Companies with substantial software expenditures owe it to themselves to demand more sensible licensing arrangements with their software vendors. If an enterprise cannot reliably generate an inventory of users or devices, then it should propose alternatives during licensing negotiations that may be non-standard for the publisher but more logical for the licensee. Revenue shares and HR headcounts are two good examples, but all reasonable options should be explored.
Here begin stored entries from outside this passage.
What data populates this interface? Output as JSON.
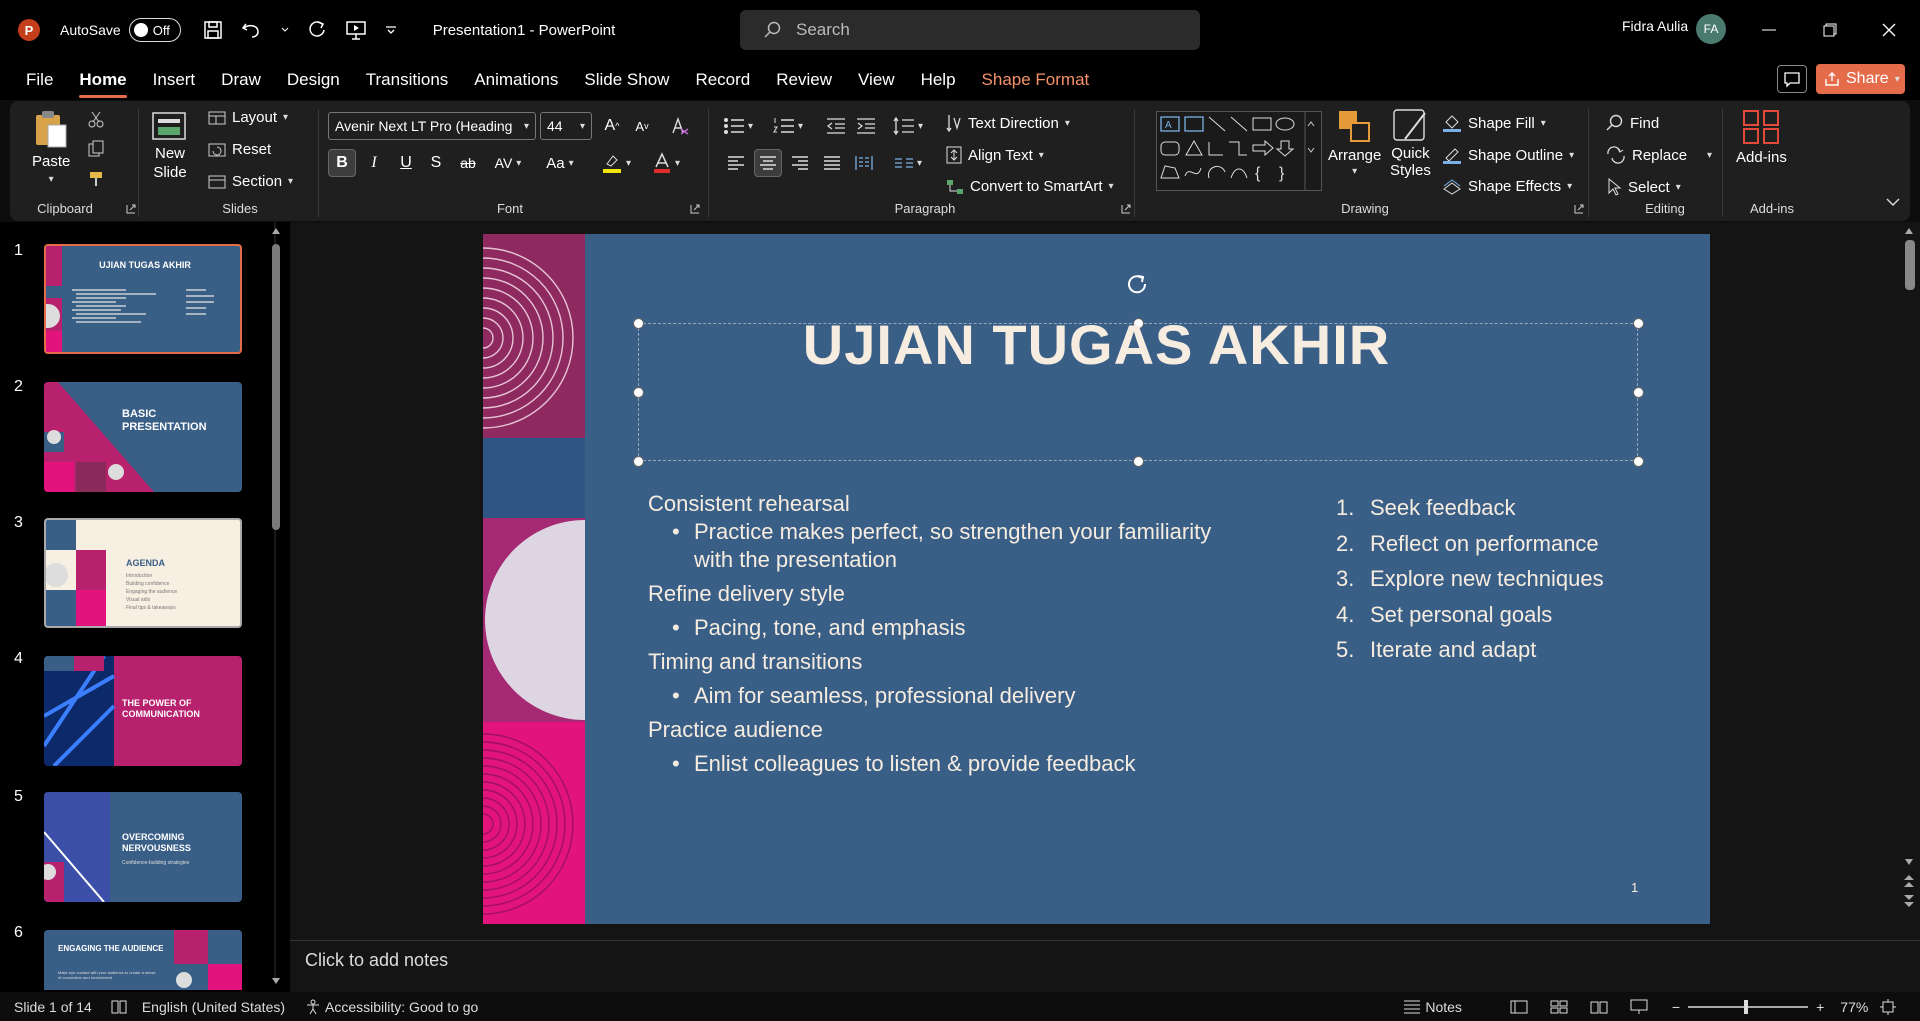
{
  "app": {
    "logo_letter": "P",
    "autosave_label": "AutoSave",
    "autosave_state": "Off",
    "document_title": "Presentation1  -  PowerPoint",
    "search_placeholder": "Search",
    "user_name": "Fidra Aulia",
    "user_initials": "FA"
  },
  "menu": {
    "tabs": [
      "File",
      "Home",
      "Insert",
      "Draw",
      "Design",
      "Transitions",
      "Animations",
      "Slide Show",
      "Record",
      "Review",
      "View",
      "Help",
      "Shape Format"
    ],
    "active_tab": "Home",
    "share_label": "Share"
  },
  "ribbon": {
    "clipboard": {
      "paste": "Paste",
      "label": "Clipboard"
    },
    "slides": {
      "new_slide_line1": "New",
      "new_slide_line2": "Slide",
      "layout": "Layout",
      "reset": "Reset",
      "section": "Section",
      "label": "Slides"
    },
    "font": {
      "family": "Avenir Next LT Pro (Heading",
      "size": "44",
      "label": "Font",
      "bold": "B",
      "italic": "I",
      "underline": "U",
      "shadow": "S",
      "strike": "ab",
      "spacing": "AV",
      "case": "Aa",
      "grow": "A",
      "shrink": "A",
      "highlight_color": "#f2e50b",
      "font_color": "#e02b2b"
    },
    "paragraph": {
      "text_direction": "Text Direction",
      "align_text": "Align Text",
      "smartart": "Convert to SmartArt",
      "label": "Paragraph"
    },
    "drawing": {
      "arrange": "Arrange",
      "quick_styles_line1": "Quick",
      "quick_styles_line2": "Styles",
      "shape_fill": "Shape Fill",
      "shape_outline": "Shape Outline",
      "shape_effects": "Shape Effects",
      "label": "Drawing"
    },
    "editing": {
      "find": "Find",
      "replace": "Replace",
      "select": "Select",
      "label": "Editing"
    },
    "addins": {
      "button": "Add-ins",
      "label": "Add-ins"
    }
  },
  "thumbnails": [
    {
      "num": "1",
      "title": "UJIAN TUGAS AKHIR",
      "selected": true
    },
    {
      "num": "2",
      "title": "BASIC PRESENTATION",
      "selected": false
    },
    {
      "num": "3",
      "title": "AGENDA",
      "selected": false,
      "items": [
        "Introduction",
        "Building confidence",
        "Engaging the audience",
        "Visual aids",
        "Final tips & takeaways"
      ]
    },
    {
      "num": "4",
      "title": "THE POWER OF COMMUNICATION",
      "selected": false
    },
    {
      "num": "5",
      "title": "OVERCOMING NERVOUSNESS",
      "subtitle": "Confidence-building strategies",
      "selected": false
    },
    {
      "num": "6",
      "title": "ENGAGING THE AUDIENCE",
      "subtitle": "Make eye contact with your audience to create a sense of connection and involvement",
      "selected": false
    }
  ],
  "slide": {
    "title": "UJIAN TUGAS AKHIR",
    "left_items": [
      {
        "heading": "Consistent rehearsal",
        "bullet": "Practice makes perfect, so strengthen your familiarity",
        "bullet_cont": "with the presentation"
      },
      {
        "heading": "Refine delivery style",
        "bullet": "Pacing, tone, and emphasis"
      },
      {
        "heading": "Timing and transitions",
        "bullet": "Aim for seamless, professional delivery"
      },
      {
        "heading": "Practice audience",
        "bullet": "Enlist colleagues to listen & provide feedback"
      }
    ],
    "right_items": [
      {
        "n": "1.",
        "text": "Seek feedback"
      },
      {
        "n": "2.",
        "text": "Reflect on performance"
      },
      {
        "n": "3.",
        "text": "Explore new techniques"
      },
      {
        "n": "4.",
        "text": "Set personal goals"
      },
      {
        "n": "5.",
        "text": "Iterate and adapt"
      }
    ],
    "page_number": "1",
    "background_color": "#3a5f87",
    "accent_magenta": "#c3186b",
    "accent_pink": "#e3137d"
  },
  "notes_placeholder": "Click to add notes",
  "status": {
    "slide_info": "Slide 1 of 14",
    "language": "English (United States)",
    "accessibility": "Accessibility: Good to go",
    "notes_label": "Notes",
    "zoom": "77%"
  }
}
To be sure, most publishers will be hesitant to consider non-standard metrics, and there almost certainly will be a pricing penalty for deviating from standard licensing procedures. In the end, to the extent that a publisher is willing to make concessions, the licensee will need to decide whether those additional costs would outweigh the estimated savings associated with administration of standard licensing models and the estimated exposure associated with failing to accurately calculate license requirements. In some cases, it may make more sense to adjust to the standard requirements. However, the more companies request that publishers offer more flexible proposals, the more likely it may be that such alternatives become commonplace. It rarely hurts to ask.